It goes without saying that you are using a camera that is capable of having different modes set. If not, move on, nothing to see here. Just set it to Sports Mode and click away.
Topics to be covered
- The basics of taking a correctly exposed shot (Part I)
- The Magic Settings (an introduction to what settings affect exposure) (Part I)
- JPEG or RAW? (Part I)
- Adjusting the exposure value (ev) (Part II)
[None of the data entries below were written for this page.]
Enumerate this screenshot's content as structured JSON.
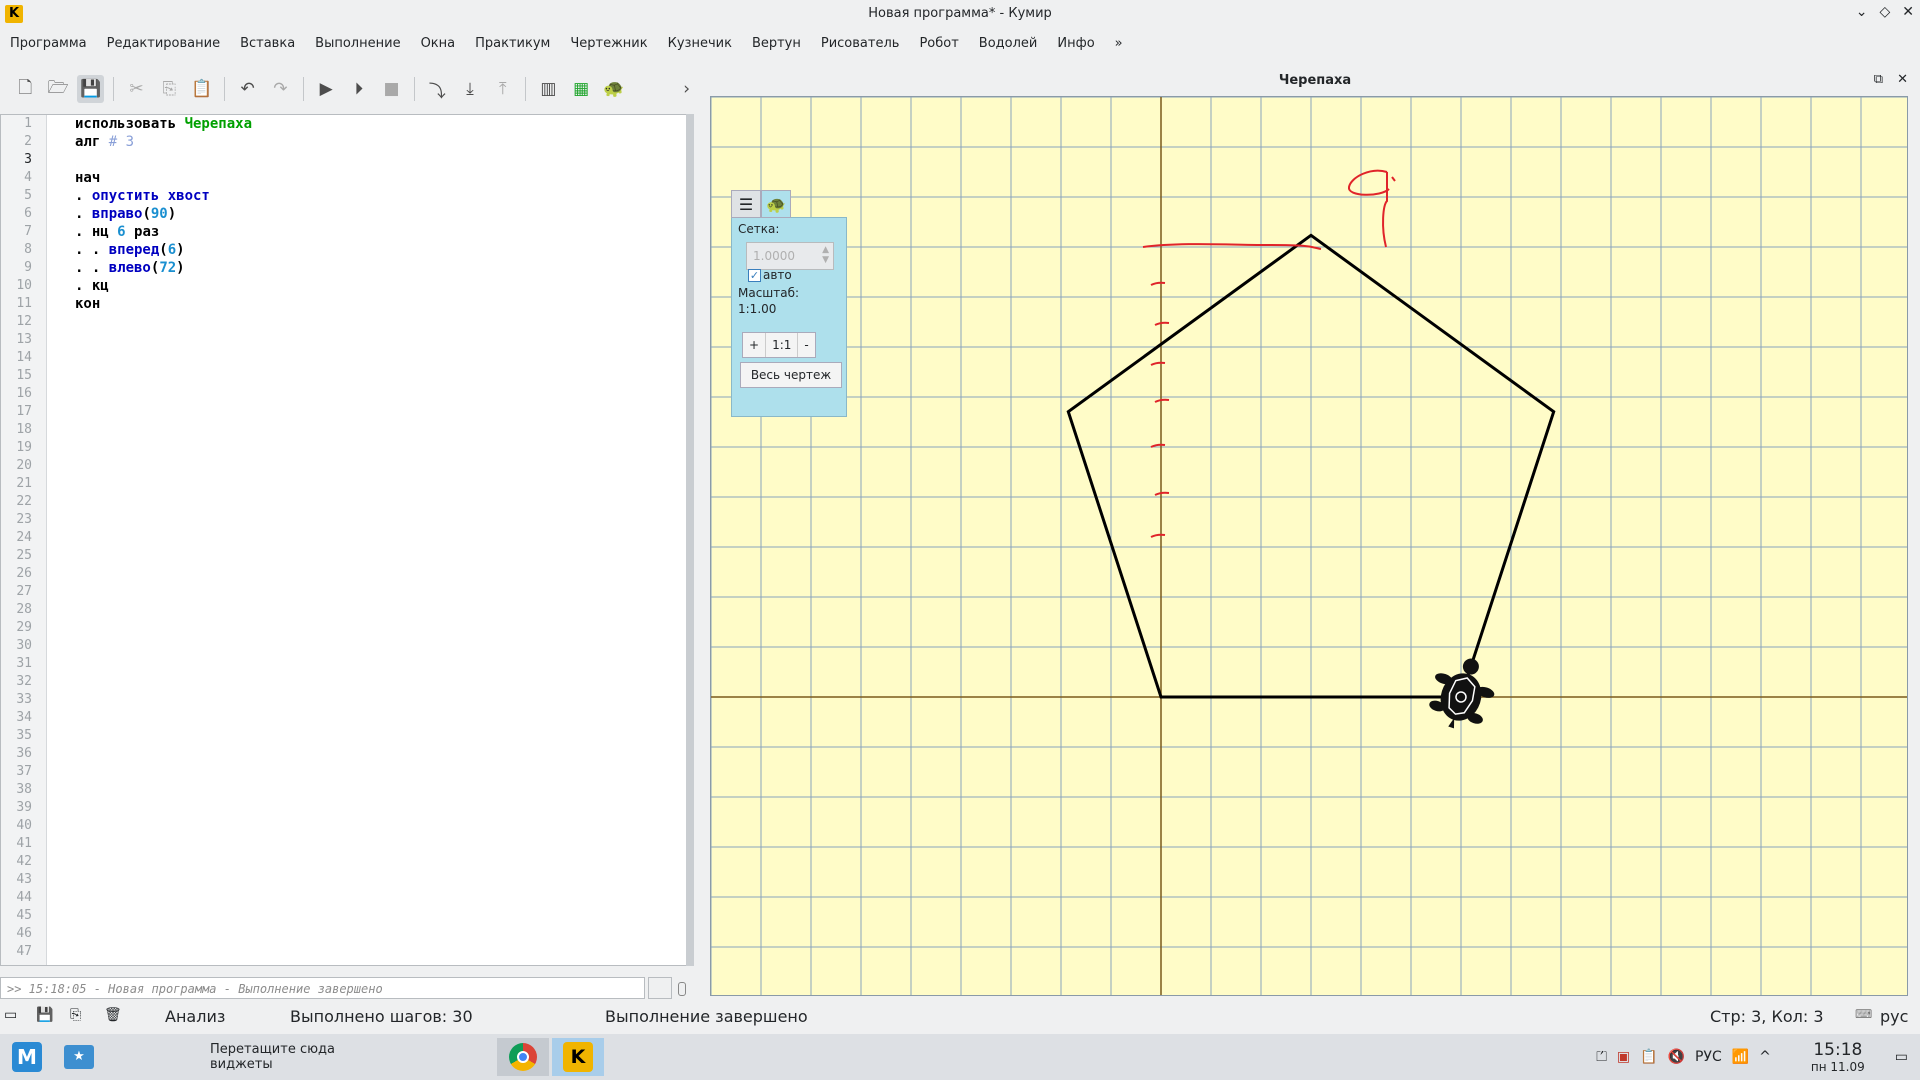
{
  "window": {
    "title": "Новая программа* - Кумир"
  },
  "menu": [
    "Программа",
    "Редактирование",
    "Вставка",
    "Выполнение",
    "Окна",
    "Практикум",
    "Чертежник",
    "Кузнечик",
    "Вертун",
    "Рисователь",
    "Робот",
    "Водолей",
    "Инфо",
    "»"
  ],
  "toolbar": {
    "icons": [
      "new-file-icon",
      "open-folder-icon",
      "save-icon",
      "cut-icon",
      "copy-icon",
      "paste-icon",
      "undo-icon",
      "redo-icon",
      "run-icon",
      "step-run-icon",
      "stop-icon",
      "step-over-icon",
      "step-into-icon",
      "step-out-icon",
      "variables-icon",
      "grid-icon",
      "turtle-icon",
      "more-icon"
    ]
  },
  "editor": {
    "line_numbers": [
      "1",
      "2",
      "3",
      "4",
      "5",
      "6",
      "7",
      "8",
      "9",
      "10",
      "11",
      "12",
      "13",
      "14",
      "15",
      "16",
      "17",
      "18",
      "19",
      "20",
      "21",
      "22",
      "23",
      "24",
      "25",
      "26",
      "27",
      "28",
      "29",
      "30",
      "31",
      "32",
      "33",
      "34",
      "35",
      "36",
      "37",
      "38",
      "39",
      "40",
      "41",
      "42",
      "43",
      "44",
      "45",
      "46",
      "47"
    ],
    "code": [
      [
        {
          "t": "использовать ",
          "c": "kw"
        },
        {
          "t": "Черепаха",
          "c": "grn"
        }
      ],
      [
        {
          "t": "алг ",
          "c": "kw"
        },
        {
          "t": "# 3",
          "c": "cmt"
        }
      ],
      [],
      [
        {
          "t": "нач",
          "c": "kw"
        }
      ],
      [
        {
          "t": ". ",
          "c": "kw"
        },
        {
          "t": "опустить хвост",
          "c": "fn"
        }
      ],
      [
        {
          "t": ". ",
          "c": "kw"
        },
        {
          "t": "вправо",
          "c": "fn"
        },
        {
          "t": "(",
          "c": "kw"
        },
        {
          "t": "90",
          "c": "num"
        },
        {
          "t": ")",
          "c": "kw"
        }
      ],
      [
        {
          "t": ". нц ",
          "c": "kw"
        },
        {
          "t": "6",
          "c": "num"
        },
        {
          "t": " раз",
          "c": "kw"
        }
      ],
      [
        {
          "t": ". . ",
          "c": "kw"
        },
        {
          "t": "вперед",
          "c": "fn"
        },
        {
          "t": "(",
          "c": "kw"
        },
        {
          "t": "6",
          "c": "num"
        },
        {
          "t": ")",
          "c": "kw"
        }
      ],
      [
        {
          "t": ". . ",
          "c": "kw"
        },
        {
          "t": "влево",
          "c": "fn"
        },
        {
          "t": "(",
          "c": "kw"
        },
        {
          "t": "72",
          "c": "num"
        },
        {
          "t": ")",
          "c": "kw"
        }
      ],
      [
        {
          "t": ". кц",
          "c": "kw"
        }
      ],
      [
        {
          "t": "кон",
          "c": "kw"
        }
      ]
    ]
  },
  "console": {
    "text": ">> 15:18:05 - Новая программа - Выполнение завершено"
  },
  "status": {
    "mode": "Анализ",
    "steps": "Выполнено шагов: 30",
    "state": "Выполнение завершено",
    "cursor": "Стр: 3, Кол: 3",
    "lang": "рус"
  },
  "turtle": {
    "title": "Черепаха",
    "grid_label": "Сетка:",
    "grid_value": "1.0000",
    "auto_label": "авто",
    "scale_label": "Масштаб:",
    "scale_value": "1:1.00",
    "zoom_plus": "+",
    "zoom_reset": "1:1",
    "zoom_minus": "-",
    "whole_drawing": "Весь чертеж"
  },
  "taskbar": {
    "widget_hint": "Перетащите сюда виджеты",
    "lang": "РУС",
    "time": "15:18",
    "date": "пн 11.09"
  }
}
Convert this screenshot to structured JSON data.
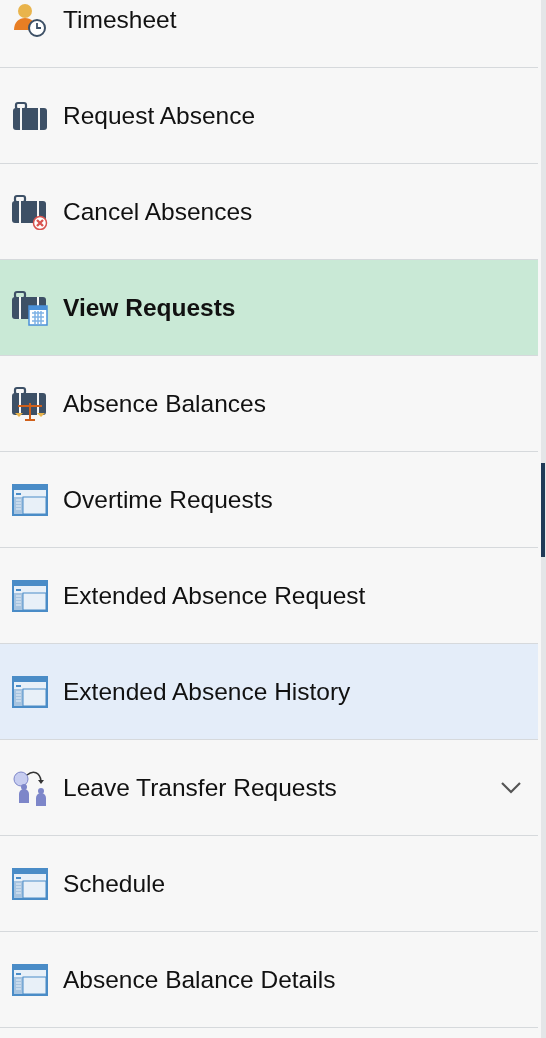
{
  "menu": {
    "items": [
      {
        "label": "Timesheet",
        "kind": "timesheet",
        "selected": false,
        "highlighted": false,
        "has_submenu": false
      },
      {
        "label": "Request Absence",
        "kind": "briefcase",
        "selected": false,
        "highlighted": false,
        "has_submenu": false
      },
      {
        "label": "Cancel Absences",
        "kind": "briefcase-cancel",
        "selected": false,
        "highlighted": false,
        "has_submenu": false
      },
      {
        "label": "View Requests",
        "kind": "briefcase-calendar",
        "selected": true,
        "highlighted": false,
        "has_submenu": false
      },
      {
        "label": "Absence Balances",
        "kind": "briefcase-scales",
        "selected": false,
        "highlighted": false,
        "has_submenu": false
      },
      {
        "label": "Overtime Requests",
        "kind": "page",
        "selected": false,
        "highlighted": false,
        "has_submenu": false
      },
      {
        "label": "Extended Absence Request",
        "kind": "page",
        "selected": false,
        "highlighted": false,
        "has_submenu": false
      },
      {
        "label": "Extended Absence History",
        "kind": "page",
        "selected": false,
        "highlighted": true,
        "has_submenu": false
      },
      {
        "label": "Leave Transfer Requests",
        "kind": "transfer",
        "selected": false,
        "highlighted": false,
        "has_submenu": true
      },
      {
        "label": "Schedule",
        "kind": "page",
        "selected": false,
        "highlighted": false,
        "has_submenu": false
      },
      {
        "label": "Absence Balance Details",
        "kind": "page",
        "selected": false,
        "highlighted": false,
        "has_submenu": false
      }
    ]
  }
}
- Using High Dynamic Range (HDR) (Part II)
The basics (sort of)
When you press the shutter to take a photograph the camera opens a window (the aperture) to let a certain amount of light fall onto a light-sensitive area of an electronic circuit. This area is made up of a grid of detectors that each measure the amount of light and its colour. The circuit and camera automatically save this information along with the detectors' positions on a bit of memory on your memory card. This information can be read by a computer and the picture can be reproduced on a screen or onto print material.
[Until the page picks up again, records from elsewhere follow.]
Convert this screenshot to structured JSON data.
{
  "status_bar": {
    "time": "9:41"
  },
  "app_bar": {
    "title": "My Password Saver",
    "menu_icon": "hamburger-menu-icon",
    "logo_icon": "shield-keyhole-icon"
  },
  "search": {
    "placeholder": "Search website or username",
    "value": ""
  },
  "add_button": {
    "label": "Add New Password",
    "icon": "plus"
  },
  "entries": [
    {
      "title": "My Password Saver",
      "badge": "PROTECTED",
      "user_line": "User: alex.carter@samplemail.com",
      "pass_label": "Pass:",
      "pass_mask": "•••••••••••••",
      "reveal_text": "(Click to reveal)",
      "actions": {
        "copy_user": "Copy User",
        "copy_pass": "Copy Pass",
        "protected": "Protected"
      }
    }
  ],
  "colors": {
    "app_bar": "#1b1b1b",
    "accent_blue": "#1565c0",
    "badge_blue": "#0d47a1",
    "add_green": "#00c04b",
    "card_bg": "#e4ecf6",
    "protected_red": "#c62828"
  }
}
Light might look like it's a constant stream, but it is in fact made up of individual packets of light (photons). The more photons, the brighter the light.
How many photons fall onto each detector depends on the brightness of the light coming in from the source in the first place, the size of the aperture letting in the photons and the length of time that the camera opens the aperture for (shutter speed). Each detector then converts these photons of light into electrons that can be counted. More photons = more electrons = a higher count so a brighter point of light is recorded.
Bear with me, I'm getting to the point....
The Magic settings
When you put your camera on to a fully automatic mode it will monitor these detectors and try to ensure that the right amount of light comes in. Too little and everything will look black (underexposed picture). To much and everything will be white (overexposed picture). It will adjust one of three parameters to try and achieve this balance. The three parameters are
- Aperture size. The bigger the hole, the more light is let in.
- Shutter speed, or how long the aperture is opened for. The longer that it is open, the more light that can get it.
- ISO rating. What this does is to adjust the amount of light needed to come in to get an average reading. We'll tackle this later but for now, a higher ISO number means that you don't need so much light to make a picture.
So, in Auto mode, it will sense the light coming in and (for instance) if there is not enough, it will open the aperture more or slow the speed down to get more light in. It tries and keeps the values to reasonable levels. If the speed is too slow, anything moving might get blurred. If the aperture is too wide, then not everything will be as in focus as it could be. However, you can see that it is a balancing act and what it thinks is best might not always be best for you.
As well as fully auto mode, modern cameras also have different user settings - e.g. 'sports', 'landscape', 'close-up'. If you use these modes, your camera is still automatically adjusting the parameters, but you are telling it to favour one setting over another. For example, in sports mode, it will keep the shutter speed a bit faster than Auto (at the expense of the aperture) to reduce the amount of blurring of anything moving. Note that the camera still has the final say.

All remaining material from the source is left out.